Even thousands of beta devices will miss finding that flaw discovered when millions of devices get into the end-consumers hands. There's been several stories on AI in just the the past few months about various bugs/problems in Apple software or products that some members here will proclaim should have been caught in development.
As long as this Samsung one can be quickly addressed via an update rather than languishing as some bugs do it's really no different is it? (I'm probably no more Samsung fan than you are BTW)
Actually, beta testing will miss corner case which are unique to various user environment. however, this issue is not a corner case most people us a screen protector. You would hope Samsung testing team would have put a screen protector on and see how it perform, you would hope they also test with dirty screen and various use case.
I am not saying Apple is perfect, but Samsung has very poor track record on testing their hardware.
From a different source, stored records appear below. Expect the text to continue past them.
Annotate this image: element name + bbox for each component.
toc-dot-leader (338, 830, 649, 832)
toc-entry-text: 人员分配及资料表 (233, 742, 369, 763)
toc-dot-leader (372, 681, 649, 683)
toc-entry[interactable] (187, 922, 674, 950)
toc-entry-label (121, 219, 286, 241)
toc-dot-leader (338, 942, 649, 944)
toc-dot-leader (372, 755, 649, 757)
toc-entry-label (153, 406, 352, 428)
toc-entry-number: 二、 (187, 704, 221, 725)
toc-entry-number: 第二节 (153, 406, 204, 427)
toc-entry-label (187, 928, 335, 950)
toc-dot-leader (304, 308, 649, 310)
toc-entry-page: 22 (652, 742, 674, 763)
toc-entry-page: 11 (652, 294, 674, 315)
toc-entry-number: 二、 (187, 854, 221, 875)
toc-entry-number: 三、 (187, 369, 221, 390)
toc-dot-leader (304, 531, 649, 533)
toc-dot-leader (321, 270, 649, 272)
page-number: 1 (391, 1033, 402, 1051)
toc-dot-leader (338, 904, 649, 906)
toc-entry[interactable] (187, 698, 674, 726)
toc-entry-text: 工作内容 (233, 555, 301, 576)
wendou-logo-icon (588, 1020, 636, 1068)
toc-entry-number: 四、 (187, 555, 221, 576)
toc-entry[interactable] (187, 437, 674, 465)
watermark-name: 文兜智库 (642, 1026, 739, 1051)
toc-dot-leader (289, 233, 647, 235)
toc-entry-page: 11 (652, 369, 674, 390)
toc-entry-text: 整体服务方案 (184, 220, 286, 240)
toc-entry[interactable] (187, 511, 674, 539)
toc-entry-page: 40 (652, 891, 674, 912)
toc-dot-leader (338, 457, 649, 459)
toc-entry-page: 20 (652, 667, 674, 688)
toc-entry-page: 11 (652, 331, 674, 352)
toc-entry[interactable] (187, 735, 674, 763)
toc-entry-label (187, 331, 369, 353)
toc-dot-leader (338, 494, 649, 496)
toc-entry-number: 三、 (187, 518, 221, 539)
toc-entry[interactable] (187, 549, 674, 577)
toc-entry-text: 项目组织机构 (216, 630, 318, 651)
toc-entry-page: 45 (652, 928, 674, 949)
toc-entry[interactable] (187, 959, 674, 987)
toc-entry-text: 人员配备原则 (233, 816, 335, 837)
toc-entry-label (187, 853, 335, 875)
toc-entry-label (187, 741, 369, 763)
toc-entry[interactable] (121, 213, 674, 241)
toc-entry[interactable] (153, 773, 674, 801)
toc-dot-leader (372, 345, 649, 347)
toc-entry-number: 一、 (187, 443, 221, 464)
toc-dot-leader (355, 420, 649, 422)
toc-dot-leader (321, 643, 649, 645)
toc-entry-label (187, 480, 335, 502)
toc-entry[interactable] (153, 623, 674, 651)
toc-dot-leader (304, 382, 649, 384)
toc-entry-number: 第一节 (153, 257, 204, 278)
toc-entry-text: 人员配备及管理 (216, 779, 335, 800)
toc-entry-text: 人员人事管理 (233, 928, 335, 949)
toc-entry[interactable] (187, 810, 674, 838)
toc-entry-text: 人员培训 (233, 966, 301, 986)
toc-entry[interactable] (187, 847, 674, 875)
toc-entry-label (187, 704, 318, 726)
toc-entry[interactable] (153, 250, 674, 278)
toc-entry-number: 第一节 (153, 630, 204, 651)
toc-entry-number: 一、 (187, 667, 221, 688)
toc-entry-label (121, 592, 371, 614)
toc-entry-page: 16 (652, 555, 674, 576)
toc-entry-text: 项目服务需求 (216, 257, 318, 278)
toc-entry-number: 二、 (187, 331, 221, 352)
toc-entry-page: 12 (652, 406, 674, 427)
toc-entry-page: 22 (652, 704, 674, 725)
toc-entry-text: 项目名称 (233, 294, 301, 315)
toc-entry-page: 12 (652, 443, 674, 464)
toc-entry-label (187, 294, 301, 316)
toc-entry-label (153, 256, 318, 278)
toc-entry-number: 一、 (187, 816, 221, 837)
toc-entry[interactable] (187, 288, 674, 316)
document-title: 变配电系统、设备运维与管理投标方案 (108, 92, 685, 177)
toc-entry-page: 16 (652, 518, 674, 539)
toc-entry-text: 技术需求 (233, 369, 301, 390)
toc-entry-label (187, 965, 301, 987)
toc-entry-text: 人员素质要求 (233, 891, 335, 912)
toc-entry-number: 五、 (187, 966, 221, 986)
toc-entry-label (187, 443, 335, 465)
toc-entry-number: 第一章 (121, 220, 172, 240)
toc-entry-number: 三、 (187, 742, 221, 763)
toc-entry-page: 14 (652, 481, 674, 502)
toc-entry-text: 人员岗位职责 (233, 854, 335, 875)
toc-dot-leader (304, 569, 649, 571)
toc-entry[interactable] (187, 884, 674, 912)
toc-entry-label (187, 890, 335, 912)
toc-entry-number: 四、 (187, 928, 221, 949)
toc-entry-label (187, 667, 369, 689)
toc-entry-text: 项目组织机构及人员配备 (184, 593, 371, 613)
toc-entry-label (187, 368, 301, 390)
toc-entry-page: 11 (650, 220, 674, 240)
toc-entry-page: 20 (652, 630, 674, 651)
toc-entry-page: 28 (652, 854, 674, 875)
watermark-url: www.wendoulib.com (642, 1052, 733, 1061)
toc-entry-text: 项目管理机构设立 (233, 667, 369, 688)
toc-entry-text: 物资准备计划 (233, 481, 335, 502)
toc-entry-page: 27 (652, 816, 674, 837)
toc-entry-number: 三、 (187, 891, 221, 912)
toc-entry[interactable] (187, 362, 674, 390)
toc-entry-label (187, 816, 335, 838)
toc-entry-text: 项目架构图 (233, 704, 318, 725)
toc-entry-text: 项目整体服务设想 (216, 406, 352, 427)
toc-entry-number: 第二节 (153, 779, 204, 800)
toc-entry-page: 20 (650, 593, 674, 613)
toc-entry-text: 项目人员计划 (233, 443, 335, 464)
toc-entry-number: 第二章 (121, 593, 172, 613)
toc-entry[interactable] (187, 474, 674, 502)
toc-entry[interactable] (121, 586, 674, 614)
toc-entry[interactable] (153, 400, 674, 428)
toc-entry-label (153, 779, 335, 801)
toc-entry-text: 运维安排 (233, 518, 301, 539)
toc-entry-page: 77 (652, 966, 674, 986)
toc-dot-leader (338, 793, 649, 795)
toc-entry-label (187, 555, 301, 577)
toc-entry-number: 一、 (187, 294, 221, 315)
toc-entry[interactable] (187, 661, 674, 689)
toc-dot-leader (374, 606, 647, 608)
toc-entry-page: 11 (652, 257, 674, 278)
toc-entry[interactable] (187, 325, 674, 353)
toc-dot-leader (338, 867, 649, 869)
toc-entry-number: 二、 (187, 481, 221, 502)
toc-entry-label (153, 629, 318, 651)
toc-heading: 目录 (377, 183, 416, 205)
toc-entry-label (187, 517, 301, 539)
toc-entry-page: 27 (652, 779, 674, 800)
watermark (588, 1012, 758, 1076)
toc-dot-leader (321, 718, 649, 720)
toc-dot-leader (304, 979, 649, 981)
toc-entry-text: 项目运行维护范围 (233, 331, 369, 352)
We all seen their issue front and center which required a number of product recalls.
Comments
https://twitter.com/stroughtonsmith/status/1176221042211217409?ref_url=https%3a%2f%2f9to5mac.com%2f2019%2f09%2f23%2fios-13-potential-payment-method-security-flaw%2f
https://9to5mac.com/2019/09/23/ios-13-potential-payment-method-security-flaw/
https://www.bbc.com/news/technology-50080586
"After buying a £2.70 gel screen protector on eBay, Lisa Neilson registered her right thumbprint and then found her left thumbprint, which was not registered, could also unlock the phone."
To me that implies she had yet to register a fingerprint until after the screen protector was applied.
Perhaps it registered a blank fingerprint? That's also a security concern but changes the story quite a bit.
Apple always recommended registering your prints before applying a screen protector or case but after removing the film that was on the phone at delivery.
For at least a short period it will not have the additional biometrics setting that iPhone's do requiring eyes open. (Eyes closed is an option)
While I don't think it's a serious flaw, and Google does have a page showing the additional "eyes open" option thus indicating it is on the way, it really should be there and active at launch IMO.
At least the lock-down feature will be active so anyone truly concerned about being knocked unconscious or being locked up by the police and their phone being raped can in a matter of seconds disable biometrics and requiring a pass-code to unlock. Very similar to Apple's power button emergency screen lock and apparently just as quick to activate.
But yup, for now the iPhones FaceID will have the option of an additional security requirement that Pixels will not.
EDIT: I'm now seeing mentions of an "eye blink" requirement on shipping devices before proceeding with payment authorization and opening certain apps dealing in sensitive information? Will be curious to see what that's about.
If Apple released an iPhone with this flaw, Warren would hold a press conference and demand a total recall. It'll be front page news on the NYT, Bloomberg, WSJ.
Good job!
Does it work with all screen protectors, or just the one that the lady in question happened to buy?
If it falls flat with every screen protector then the Fail is so big then the light from its centre will take generations to reach Earth.
If it falls over with a handful then the Fail is much smaller. I wouldn't expect Samsung to be able to test all of them.
However, if Samsung knew that it broke with a few protectors and crossed its fingers, then it would take some sort of Star Trek type device to cross the Fail within the planet's lifetime.
If they can genuinely fix it in software then it's probably just a bug.
This is a case of Samsung trying to be "Unique" which got them into trouble on multiple fronts - reliability, security. Other Android OEMs are NOT using the solution that Samsung is using, for good reasons (reliability being the chief among them). So, no, the copycat claim is pure nonsense in this scenario.
You are protecting it wrong!
I am not saying Apple is perfect, but Samsung has very poor track record on testing their hardware. We all seen their issue front and center which required a number of product recalls.